Als Pathologen und geeichtem Schulmediziner fallen mir hier Dinge ein wie alternative Medizin für die, die es sich leisten können und wollen, Firlefanz nach dem Prinzip "Hilfts net, schads net", vollkommen zurecht keine Leistungen auf Krankenschein erbracht werden.

Keinesfalls käme ich auf die Idee, darin Karrierechancen für angehende Hausärzte zu sehen, die sich nach einer krankenhaus- und gerätemedizin- lastigen Ausbildung mit Fokus auf Blut abnehmen und Infusionen anhängen (man spricht auch gerne und abfällig von Fachärzten für periphere Venenpunktion) auf ihre Zukunft vorbereiten sollen. Und doch ist es so.

In einem Folder der Ärztekammer für Wien mit dem Titel "Karriere nach dem Turnus" werden Turnusärzte eingeladen, sich auf die Zeit danach vorzubereiten. An 15 Abenden werden hier karrierefördernde "Zusatzqualifikationen" vorgestellt, die, neben wenigen vernünftigen Vorschlägen wie Geriatrie und Palliativmedizin (dafür ist nur ein Abend reserviert), mit dem Bild des Hausarztes nichts zu tun haben.

Keine Rede etwa von "Koordination zwischen Leistungserbringern verschiedener Ebenen für chronisch Kranke (Fachärzte, stationärer Bereich, Apotheken, soziale und medizinische Dienste)" oder "Systematische Primär-, Sekundär- und Tertiärprävention" oder "Strukturiertes Management der Patientenbetreuung unter Kosten-Nutzenüberlegungen (prä- und poststationäres Management, Voruntersuchung und Vorbereitung für geplante Eingriffe)" oder "Durchführung und Koordination der palliativmedizinischen Betreuung in häuslicher Umgebung und Pflegeheimen in Kooperation mit anderen Berufsgruppen" oder "Betreuung und Management von Mehrfacherkrankten" oder "Problemerkennung und Intervention im Sozialbereich" oder schlicht die "Hauskrankenbehandlung". Alles Themen, die nicht nur nach Meinung der Österreichischen Gesellschaft für Allgemeinmedizin zur Rolle der Hausärzte gehören - und deren Beherrschung karriereförderlich sein sollte.

Für diese Fertigkeiten gibt es aber keine Ärztekammer-Diplome, auch keine Ausbildung im Turnus. Diese Qualifikationen müssen wohl angeboren sein, strukturiert erwerben kann man sie nicht.

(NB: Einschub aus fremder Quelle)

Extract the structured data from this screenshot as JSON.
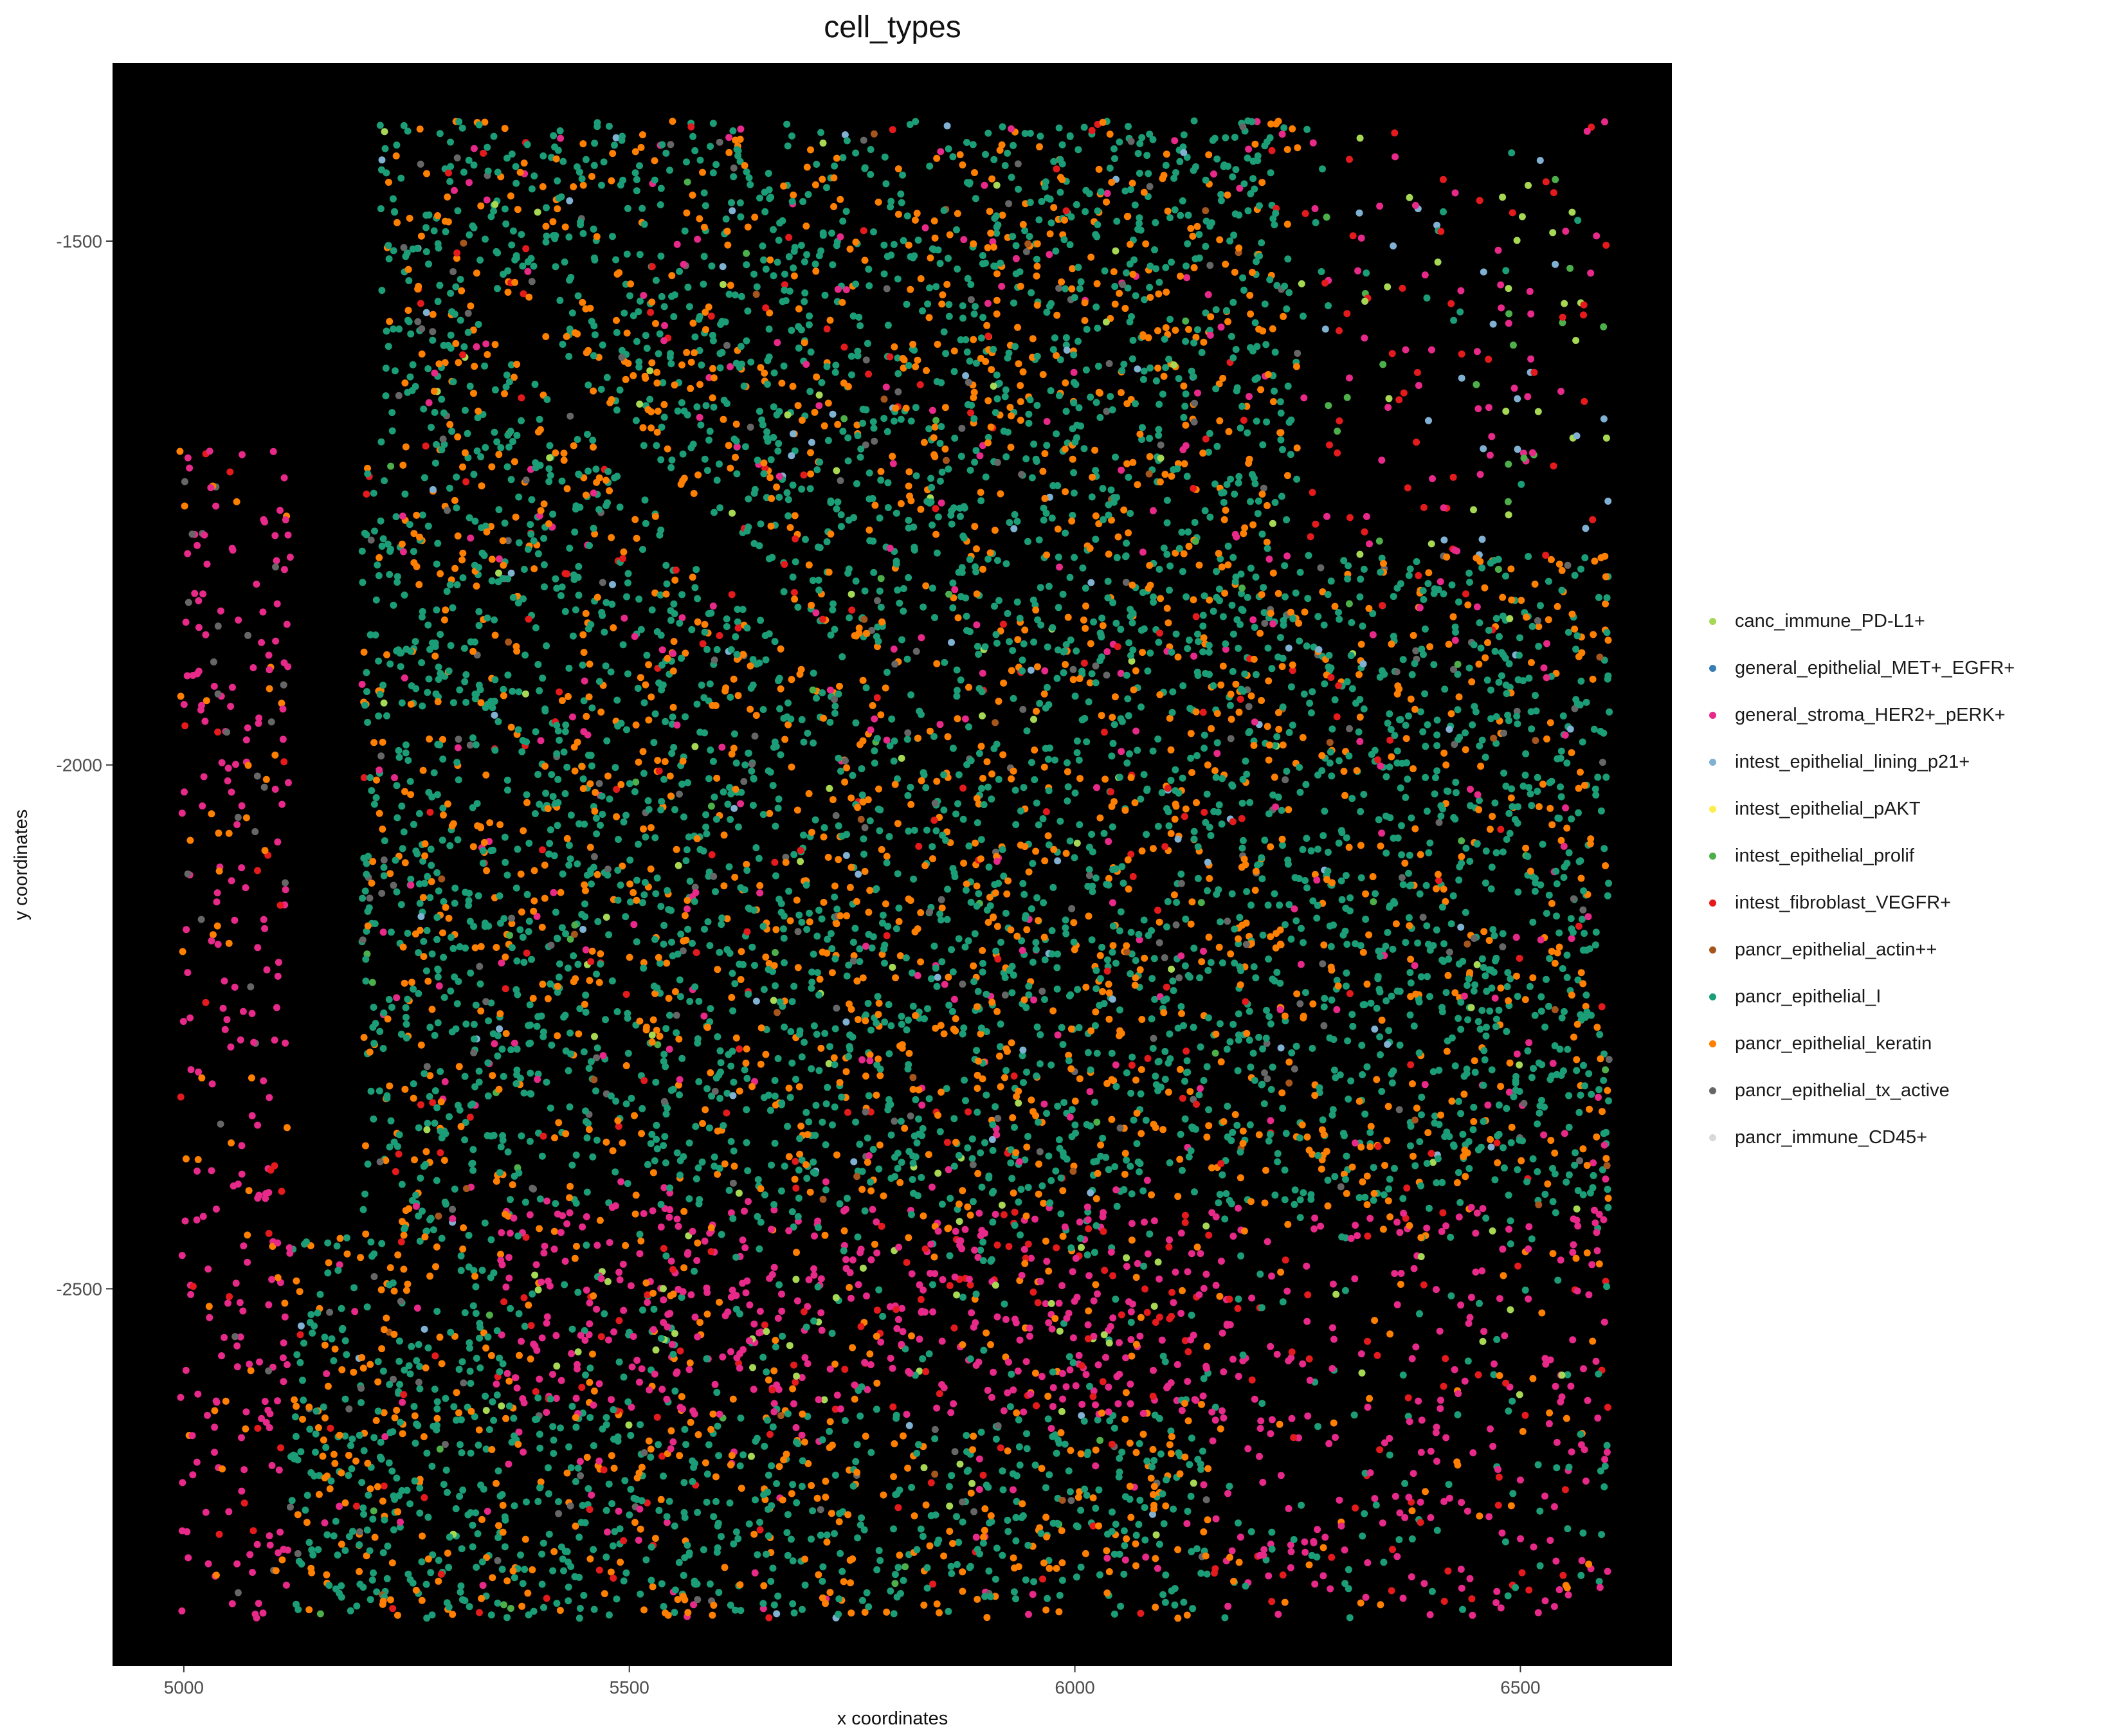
{
  "chart_data": {
    "type": "scatter",
    "title": "cell_types",
    "xlabel": "x coordinates",
    "ylabel": "y coordinates",
    "xlim": [
      4920,
      6670
    ],
    "ylim": [
      -2860,
      -1330
    ],
    "x_ticks": [
      5000,
      5500,
      6000,
      6500
    ],
    "y_ticks": [
      -1500,
      -2000,
      -2500
    ],
    "x_tick_labels": [
      "5000",
      "5500",
      "6000",
      "6500"
    ],
    "y_tick_labels": [
      "-1500",
      "-2000",
      "-2500"
    ],
    "background": "#000000",
    "grid": false,
    "legend_position": "right",
    "categories": [
      {
        "name": "canc_immune_PD-L1+",
        "color": "#A6D854"
      },
      {
        "name": "general_epithelial_MET+_EGFR+",
        "color": "#377EB8"
      },
      {
        "name": "general_stroma_HER2+_pERK+",
        "color": "#E7298A"
      },
      {
        "name": "intest_epithelial_lining_p21+",
        "color": "#80B1D3"
      },
      {
        "name": "intest_epithelial_pAKT",
        "color": "#FFED4F"
      },
      {
        "name": "intest_epithelial_prolif",
        "color": "#4DAF4A"
      },
      {
        "name": "intest_fibroblast_VEGFR+",
        "color": "#E41A1C"
      },
      {
        "name": "pancr_epithelial_actin++",
        "color": "#A6561D"
      },
      {
        "name": "pancr_epithelial_I",
        "color": "#1B9E77"
      },
      {
        "name": "pancr_epithelial_keratin",
        "color": "#FF7F00"
      },
      {
        "name": "pancr_epithelial_tx_active",
        "color": "#666666"
      },
      {
        "name": "pancr_immune_CD45+",
        "color": "#D9D9D9"
      }
    ],
    "x_extent": [
      4995,
      6600
    ],
    "y_extent": [
      -2815,
      -1385
    ],
    "regions_description": "dense tissue with green pancr_epithelial_I and orange keratin cells, pink stroma in lower and left-edge bands, red fibroblasts and blue lining cells at upper right"
  }
}
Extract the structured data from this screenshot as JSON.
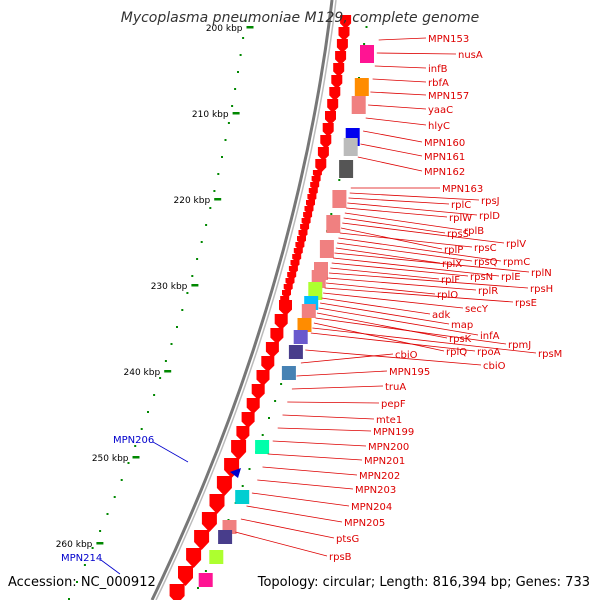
{
  "title": "Mycoplasma pneumoniae M129, complete genome",
  "footer": {
    "accession": "Accession: NC_000912",
    "topology": "Topology: circular; Length: 816,394 bp; Genes: 733"
  },
  "colors": {
    "gene_arrow": "#ff0000",
    "label": "#dd0000",
    "outer_label": "#0000cc",
    "kbp_tick": "#008800",
    "backbone": "#777777"
  },
  "kbp_ticks": [
    "200 kbp",
    "210 kbp",
    "220 kbp",
    "230 kbp",
    "240 kbp",
    "250 kbp",
    "260 kbp"
  ],
  "outer_genes": [
    "MPN206",
    "MPN214"
  ],
  "genes": [
    "MPN153",
    "nusA",
    "infB",
    "rbfA",
    "MPN157",
    "yaaC",
    "hlyC",
    "MPN160",
    "MPN161",
    "MPN162",
    "MPN163",
    "rpsJ",
    "rplC",
    "rplD",
    "rplW",
    "rplB",
    "rpsS",
    "rplV",
    "rplP",
    "rpsC",
    "rpmC",
    "rpsQ",
    "rplX",
    "rplN",
    "rplE",
    "rpsN",
    "rplF",
    "rpsH",
    "rplR",
    "rplO",
    "rpsE",
    "secY",
    "adk",
    "map",
    "infA",
    "rpsK",
    "rpmJ",
    "rplQ",
    "rpsM",
    "rpoA",
    "cbiO",
    "cbiO",
    "MPN195",
    "truA",
    "pepF",
    "mte1",
    "MPN199",
    "MPN200",
    "MPN201",
    "MPN202",
    "MPN203",
    "MPN204",
    "MPN205",
    "ptsG",
    "rpsB"
  ],
  "categories": [
    "#ff1493",
    "#ff8c00",
    "#f08080",
    "#0000ee",
    "#bbbbbb",
    "#555555",
    "#f08080",
    "#f08080",
    "#f08080",
    "#f08080",
    "#f08080",
    "#adff2f",
    "#00bfff",
    "#f08080",
    "#ff8c00",
    "#6a5acd",
    "#483d8b",
    "#4682b4",
    "#00ffaa",
    "#00ced1",
    "#f08080",
    "#483d8b",
    "#adff2f",
    "#ff1493"
  ]
}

Andererseits ist es verständlich, dass die Ärztekammer dafür keine Ausbildungsschiene etabliert. Von den etwa 1000 Ärzten, die jährlich zum Hausarzt ausgebildet werden, haben vielleicht 200 Chancen auf einen Kassenvertrag; wenn sie sich einen solchen überhaupt zutrauen (was ich mit der jetzigen Ausbildung nicht tun würde). Einige hundert werden das Glück haben, eine Facharztausbildungsstelle zu ergattern und damit vielleicht auch die Chance in einer sicheren Anstellung zu bleiben oder wenigsten noch eine Galgenfrist rauszuschlagen.

Der Rest - mehrere hundert pro Jahr - werden in den freien Markt gespuckt. Und dort, im kassenfreien Raum, kann man als "Wahl-Hausarzt" nur überleben, wenn man sich auf Einnahmen konzentriert, die nichts mit Schul- und Kassenmedizin zu tun haben. Gleichzeitig, als nicht unerwünschter Nebeneffekt, werden sich "zusatzqualifizierte" Ärzte nicht um den Kassenkuchen, der schon für die etablierten Kassenärzte kaum mehr reicht, anstellen.